Le Temps

Bretzel liquide! Nikita Mandryka reçoit le Prix Töpffer

Le génial inventeur du Concombre masqué, maître de l’absurde et dialectici­en infatigabl­e, est célébré à Genève, sa ville d’adoption. Et expose à la Bibliothèq­ue

- ANTOINE DUPLAN @duplantoin­e

Si l’on fait abstractio­n du joyeux drille qui décora la grotte de Lascaux et de Duccio di Buoninsegn­a, qui peignit une éblouissan­te Maesta, il semblerait que l’inventeur de la bande dessinée soit Rodolphe Töpffer (1799-1846). A Genève, personne n’en doute. La ville peut en tout cas se targuer d’avoir engendré des artistes extrêmemen­t talentueux, tels Tirabosco, Wazem, Poussin, Peeters ou Zep.

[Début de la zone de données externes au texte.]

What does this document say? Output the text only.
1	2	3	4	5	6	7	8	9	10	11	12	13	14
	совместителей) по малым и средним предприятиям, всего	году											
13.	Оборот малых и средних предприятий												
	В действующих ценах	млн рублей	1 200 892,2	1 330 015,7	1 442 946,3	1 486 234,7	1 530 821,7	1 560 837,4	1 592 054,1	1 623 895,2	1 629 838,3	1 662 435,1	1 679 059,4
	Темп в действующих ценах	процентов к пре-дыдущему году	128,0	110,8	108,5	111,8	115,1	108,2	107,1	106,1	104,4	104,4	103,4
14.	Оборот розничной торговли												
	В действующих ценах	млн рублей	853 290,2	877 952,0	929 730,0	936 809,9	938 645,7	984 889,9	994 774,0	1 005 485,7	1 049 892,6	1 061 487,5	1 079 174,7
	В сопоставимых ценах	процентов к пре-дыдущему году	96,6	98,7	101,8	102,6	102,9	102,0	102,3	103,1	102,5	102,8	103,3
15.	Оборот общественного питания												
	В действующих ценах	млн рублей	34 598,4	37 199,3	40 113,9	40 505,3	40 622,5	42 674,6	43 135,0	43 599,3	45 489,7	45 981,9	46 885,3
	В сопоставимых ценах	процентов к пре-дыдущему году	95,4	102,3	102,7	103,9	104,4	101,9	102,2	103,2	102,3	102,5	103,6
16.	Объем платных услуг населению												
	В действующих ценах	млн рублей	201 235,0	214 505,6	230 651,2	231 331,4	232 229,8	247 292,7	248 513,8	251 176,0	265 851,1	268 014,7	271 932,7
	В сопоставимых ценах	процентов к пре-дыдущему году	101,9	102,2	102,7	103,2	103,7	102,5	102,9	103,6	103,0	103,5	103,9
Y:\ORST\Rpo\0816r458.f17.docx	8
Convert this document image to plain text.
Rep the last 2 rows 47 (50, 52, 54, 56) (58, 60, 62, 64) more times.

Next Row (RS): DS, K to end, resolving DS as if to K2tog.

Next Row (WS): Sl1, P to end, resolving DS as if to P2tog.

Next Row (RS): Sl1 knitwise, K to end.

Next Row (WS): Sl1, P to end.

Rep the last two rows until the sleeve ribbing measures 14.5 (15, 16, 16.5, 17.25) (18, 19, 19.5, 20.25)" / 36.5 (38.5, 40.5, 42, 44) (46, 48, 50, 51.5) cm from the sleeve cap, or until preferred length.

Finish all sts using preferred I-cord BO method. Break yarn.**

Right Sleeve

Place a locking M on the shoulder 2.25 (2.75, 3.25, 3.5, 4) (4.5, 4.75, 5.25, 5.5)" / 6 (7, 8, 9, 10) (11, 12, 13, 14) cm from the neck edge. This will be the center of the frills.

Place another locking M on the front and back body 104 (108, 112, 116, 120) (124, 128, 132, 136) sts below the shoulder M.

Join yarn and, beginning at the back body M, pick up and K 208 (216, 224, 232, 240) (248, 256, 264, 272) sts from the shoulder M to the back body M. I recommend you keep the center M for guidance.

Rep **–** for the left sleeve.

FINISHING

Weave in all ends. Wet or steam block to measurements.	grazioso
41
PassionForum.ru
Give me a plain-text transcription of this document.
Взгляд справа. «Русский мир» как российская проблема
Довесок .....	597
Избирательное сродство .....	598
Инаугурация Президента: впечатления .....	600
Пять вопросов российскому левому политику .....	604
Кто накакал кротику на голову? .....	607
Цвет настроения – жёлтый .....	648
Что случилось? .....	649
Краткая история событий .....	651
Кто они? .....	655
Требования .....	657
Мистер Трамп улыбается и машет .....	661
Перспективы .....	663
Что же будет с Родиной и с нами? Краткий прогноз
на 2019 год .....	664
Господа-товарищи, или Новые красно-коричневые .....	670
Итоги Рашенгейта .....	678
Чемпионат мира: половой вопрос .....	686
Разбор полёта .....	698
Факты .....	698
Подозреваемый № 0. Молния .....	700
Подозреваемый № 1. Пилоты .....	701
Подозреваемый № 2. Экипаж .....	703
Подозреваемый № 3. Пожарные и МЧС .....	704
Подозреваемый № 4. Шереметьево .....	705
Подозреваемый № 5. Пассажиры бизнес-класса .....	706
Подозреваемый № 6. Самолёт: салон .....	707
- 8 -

Elle honore l’écrivain et dessinateu­r par lequel les petits Mickeys advinrent en décernant chaque année depuis 1990 le Prix Töpffer à un dessinateu­r méritant tels Loustal ou Bilal, Blutch ou Blain, Wazem ou Catherine Meurisse. La distinctio­n revient cette année à un géant de la bande dessinée et du maraîchage réunis: Nikita Mandryka.

Broutches molles

Les aléas de l’histoire ayant voulu que son grand-père, officier de la flotte tsariste, s’échoue sur les côtes tunisienne­s, Nikita Mandryka a vu le jour en 1940 à Bizerte. Son enfance se passe parmi les dunes et dans la verdure enchantere­sse d’un potager: le décor est mis. Après des études de cinéma, il se lance dans la bande dessinée. Le 1er avril 1965, le Concombre masqué déboule dans les pages de Vaillant (Le Journal de Pif), avant de rebondir dans celles de Pilote. A ses côtés marche le nonsense, cette délicatess­e à laquelle les lecteurs continenta­ux ne sont guère habitués.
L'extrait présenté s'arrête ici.